Davalı vekili cevap dilekçesinde özetle, özetle; elektrik faturalarında yer alan kayıp kaçak ve diğer bedellerin perakende satış tarifesinin bir unsuru olarak faturalarda yer aldığını, bu bedellerin belirlenmesi için alınan EPDK kararının tüm tüzel ve gerçek kişileri bağladığını, kanuni zorunluluklar gereği tahsil edilen bedellerin iadesinin istenemeyeceğini beyanla, davanın reddini talep etmiştir.
Mahkemece, yargılama sırasında yürürlüğe giren 6719 sayılı yasanın getirdiği düzenleme sebebiyle, davanın reddine karar verilmiştir.
Söz konusu kararı davacı ve davalı taraf istinaf etmiştir.
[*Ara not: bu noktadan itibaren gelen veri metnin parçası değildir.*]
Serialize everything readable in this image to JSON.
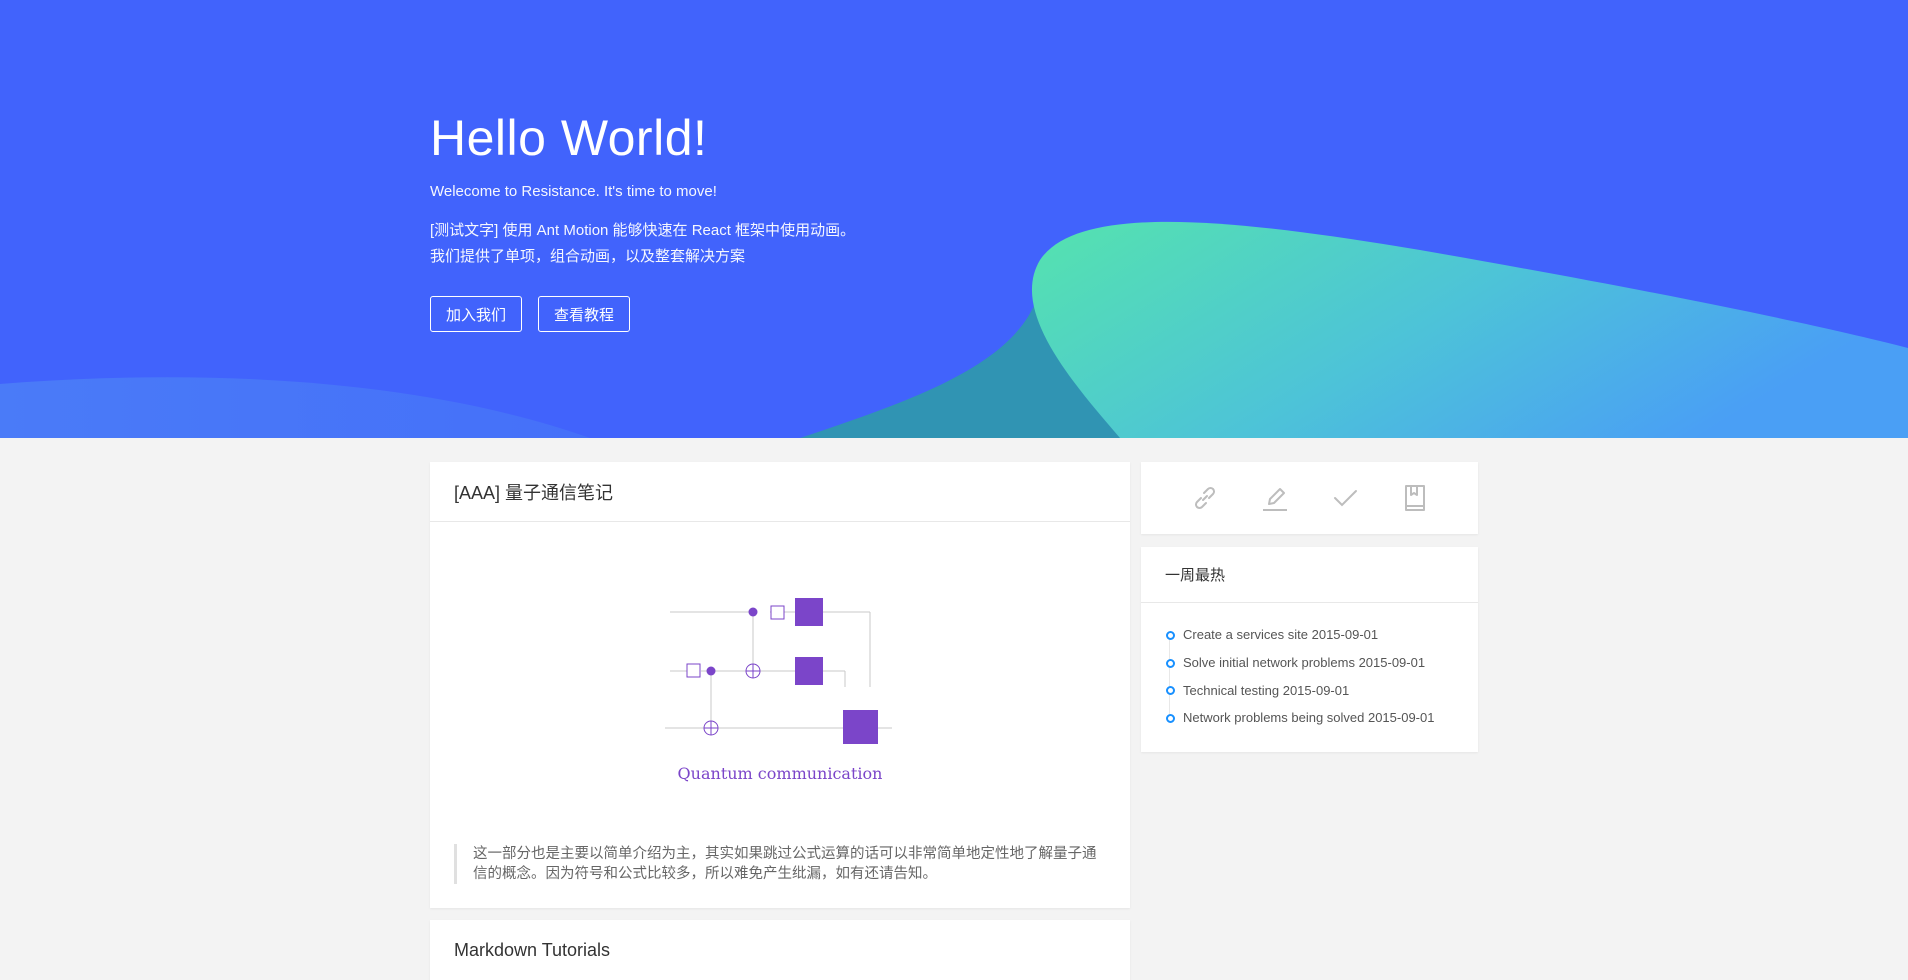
{
  "hero": {
    "title": "Hello World!",
    "subtitle": "Welecome to Resistance. It's time to move!",
    "desc_line1": "[测试文字] 使用 Ant Motion 能够快速在 React 框架中使用动画。",
    "desc_line2": "我们提供了单项，组合动画，以及整套解决方案",
    "join_button": "加入我们",
    "tutorial_button": "查看教程"
  },
  "colors": {
    "hero_bg": "#4163fc",
    "wave_green": "#52e0b0",
    "wave_blue": "#4a9ff5",
    "accent": "#1890ff",
    "figure_purple": "#7b45c9"
  },
  "post": {
    "title": "[AAA] 量子通信笔记",
    "figure_caption": "Quantum communication",
    "quote": "这一部分也是主要以简单介绍为主，其实如果跳过公式运算的话可以非常简单地定性地了解量子通信的概念。因为符号和公式比较多，所以难免产生纰漏，如有还请告知。"
  },
  "post2": {
    "title": "Markdown Tutorials"
  },
  "sidebar": {
    "icons": [
      "link-icon",
      "edit-icon",
      "check-icon",
      "book-icon"
    ],
    "hot_title": "一周最热",
    "hot_items": [
      "Create a services site 2015-09-01",
      "Solve initial network problems 2015-09-01",
      "Technical testing 2015-09-01",
      "Network problems being solved 2015-09-01"
    ]
  }
}
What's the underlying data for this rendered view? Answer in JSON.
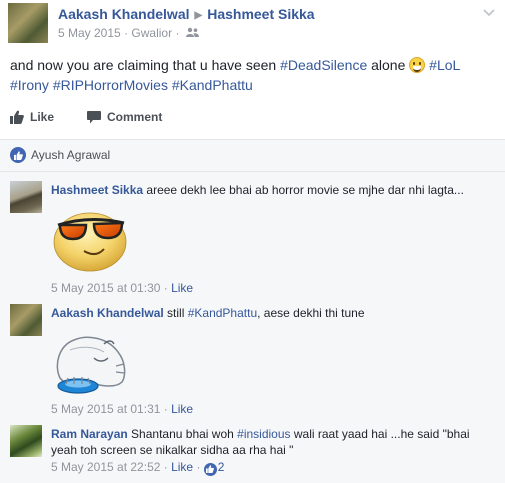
{
  "post": {
    "author": "Aakash Khandelwal",
    "target": "Hashmeet Sikka",
    "date": "5 May 2015",
    "sep": "·",
    "location": "Gwalior",
    "text_before": "and now you are claiming that u have seen ",
    "hashtag_deadsilence": "#DeadSilence",
    "text_alone": " alone ",
    "hashtag_lol": "#LoL",
    "hashtag_irony": "#Irony",
    "hashtag_riphorror": "#RIPHorrorMovies",
    "hashtag_kandphattu": "#KandPhattu"
  },
  "actions": {
    "like_label": "Like",
    "comment_label": "Comment"
  },
  "likes": {
    "names": "Ayush Agrawal"
  },
  "comments": [
    {
      "name": "Hashmeet Sikka",
      "text": " areee dekh lee bhai ab horror movie se mjhe dar nhi lagta...",
      "timestamp": "5 May 2015 at 01:30",
      "like": "Like"
    },
    {
      "name": "Aakash Khandelwal",
      "text_before": " still ",
      "hashtag": "#KandPhattu",
      "text_after": ", aese dekhi thi tune",
      "timestamp": "5 May 2015 at 01:31",
      "like": "Like"
    },
    {
      "name": "Ram Narayan",
      "text_before": " Shantanu bhai woh ",
      "hashtag": "#insidious",
      "text_line1_after": " wali raat yaad hai ...he said \"bhai",
      "text_line2": "yeah toh screen se nikalkar sidha aa rha hai \"",
      "timestamp": "5 May 2015 at 22:52",
      "like": "Like",
      "like_count": "2"
    }
  ],
  "icons": {
    "header": "friends-icon",
    "chevron": "chevron-down-icon",
    "like": "thumbs-up-icon",
    "comment": "speech-bubble-icon"
  },
  "colors": {
    "link": "#365899",
    "meta": "#90949c",
    "like_blue": "#4267b2"
  }
}
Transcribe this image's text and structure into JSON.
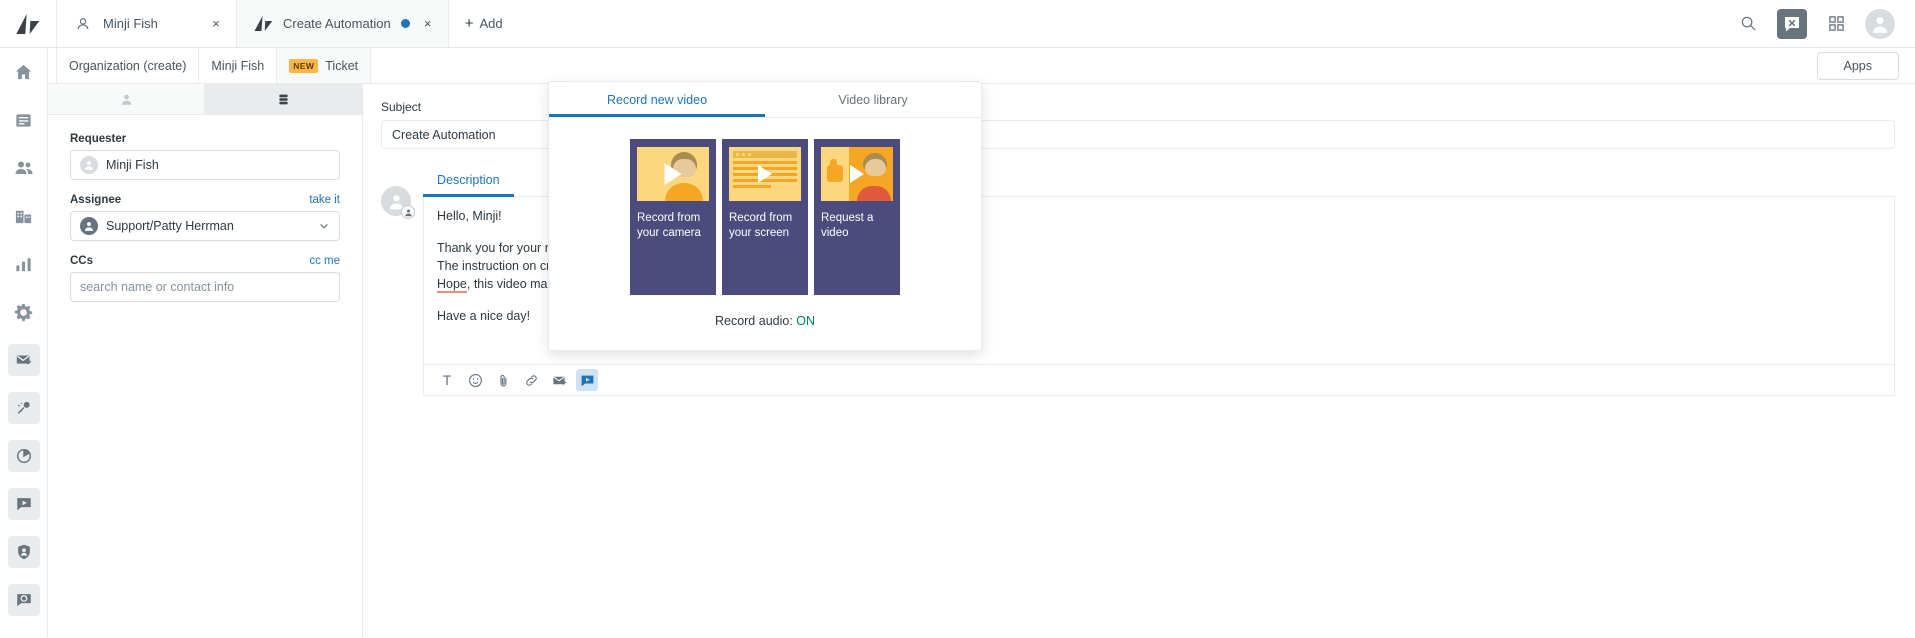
{
  "app": {
    "logo": "zendesk-logo"
  },
  "tabbar": {
    "tabs": [
      {
        "label": "Minji Fish",
        "icon": "user-icon",
        "active": false,
        "has_dot": false,
        "close": "×"
      },
      {
        "label": "Create Automation",
        "icon": "zendesk-logo",
        "active": true,
        "has_dot": true,
        "close": "×"
      }
    ],
    "add_label": "Add",
    "add_plus": "+",
    "actions": [
      {
        "name": "search-icon",
        "selected": false
      },
      {
        "name": "chat-x-icon",
        "selected": true
      },
      {
        "name": "apps-grid-icon",
        "selected": false
      },
      {
        "name": "user-avatar-icon",
        "selected": false
      }
    ]
  },
  "rail": {
    "items": [
      {
        "name": "home-icon",
        "boxed": false
      },
      {
        "name": "views-icon",
        "boxed": false
      },
      {
        "name": "customers-icon",
        "boxed": false
      },
      {
        "name": "organizations-icon",
        "boxed": false
      },
      {
        "name": "reporting-icon",
        "boxed": false
      },
      {
        "name": "admin-gear-icon",
        "boxed": false
      },
      {
        "name": "mail-check-icon",
        "boxed": true
      },
      {
        "name": "magic-wand-icon",
        "boxed": true
      },
      {
        "name": "pie-chart-icon",
        "boxed": true
      },
      {
        "name": "video-play-icon",
        "boxed": true
      },
      {
        "name": "shield-user-icon",
        "boxed": true
      },
      {
        "name": "chat-refresh-icon",
        "boxed": true
      }
    ]
  },
  "breadcrumb": {
    "items": [
      {
        "label": "Organization (create)",
        "badge": "",
        "active": false
      },
      {
        "label": "Minji Fish",
        "badge": "",
        "active": false
      },
      {
        "label": "Ticket",
        "badge": "NEW",
        "active": true
      }
    ],
    "apps_label": "Apps"
  },
  "ticket_pane": {
    "tabs": [
      {
        "name": "user-tab-icon",
        "active": false
      },
      {
        "name": "ticket-tab-icon",
        "active": true
      }
    ],
    "requester": {
      "label": "Requester",
      "value": "Minji Fish"
    },
    "assignee": {
      "label": "Assignee",
      "action": "take it",
      "value": "Support/Patty Herrman"
    },
    "ccs": {
      "label": "CCs",
      "action": "cc me",
      "placeholder": "search name or contact info",
      "value": ""
    }
  },
  "ticket_form": {
    "subject_label": "Subject",
    "subject_value": "Create Automation",
    "editor": {
      "tab_label": "Description",
      "paragraphs": [
        "Hello, Minji!",
        "Thank you for your request.",
        "The instruction on creating",
        "Hope",
        ", this video makes the",
        "Have a nice day!"
      ],
      "greeting": "Hello, Minji!",
      "line1": "Thank you for your request.",
      "line2": "The instruction on creating",
      "spell_word": "Hope",
      "line3": ", this video makes the",
      "closing": "Have a nice day!"
    },
    "toolbar": [
      {
        "name": "text-format-icon",
        "glyph": "T",
        "selected": false
      },
      {
        "name": "emoji-icon",
        "glyph": "",
        "selected": false
      },
      {
        "name": "attachment-icon",
        "glyph": "",
        "selected": false
      },
      {
        "name": "link-icon",
        "glyph": "",
        "selected": false
      },
      {
        "name": "email-icon",
        "glyph": "",
        "selected": false
      },
      {
        "name": "video-icon",
        "glyph": "",
        "selected": true
      }
    ]
  },
  "video_popup": {
    "tabs": [
      {
        "label": "Record new video",
        "active": true
      },
      {
        "label": "Video library",
        "active": false
      }
    ],
    "cards": [
      {
        "title": "Record from your camera",
        "art": "camera-thumb"
      },
      {
        "title": "Record from your screen",
        "art": "screen-thumb"
      },
      {
        "title": "Request a video",
        "art": "request-thumb"
      }
    ],
    "audio_label": "Record audio:",
    "audio_state": "ON",
    "audio_color": "#038153"
  }
}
Davacı vekilince istinaf sebepleri olarak, dava konusu bedellerin Yargıtay içtihatlarına ve hukuka aykırı olarak tahsil edildiği, mahkemenin yürürlüğe giren 6719 sayılı yasanın Anayasa’ya aykırılığı ile ilgili olarak yapılan başvuruların sonuçlanmasının beklenmediği, bu yasanın getirdiği düzenlemenin kanunların geriye yürümezliği şeklindeki Anayasal ilkeyi ve hak arama özgürlüğünü ihlal ettiği, mahkemece bilirkişi incelemesi yaptırmadan karar verilmesinin de hukuka aykırı olduğu, davanın kabulü gerektiği, kabul anlamına gelmemek kaydıyla mahkeme gerekçesine göre de talep hakkında “davanın esası hakkında karar verilmesine yer olmadığına” karar verilmesi gerektiği, istinaf sebepleri olarak ileri sürülmüş, kararın kaldırılması, davanın kabulüne karar verilmesi istenmiştir.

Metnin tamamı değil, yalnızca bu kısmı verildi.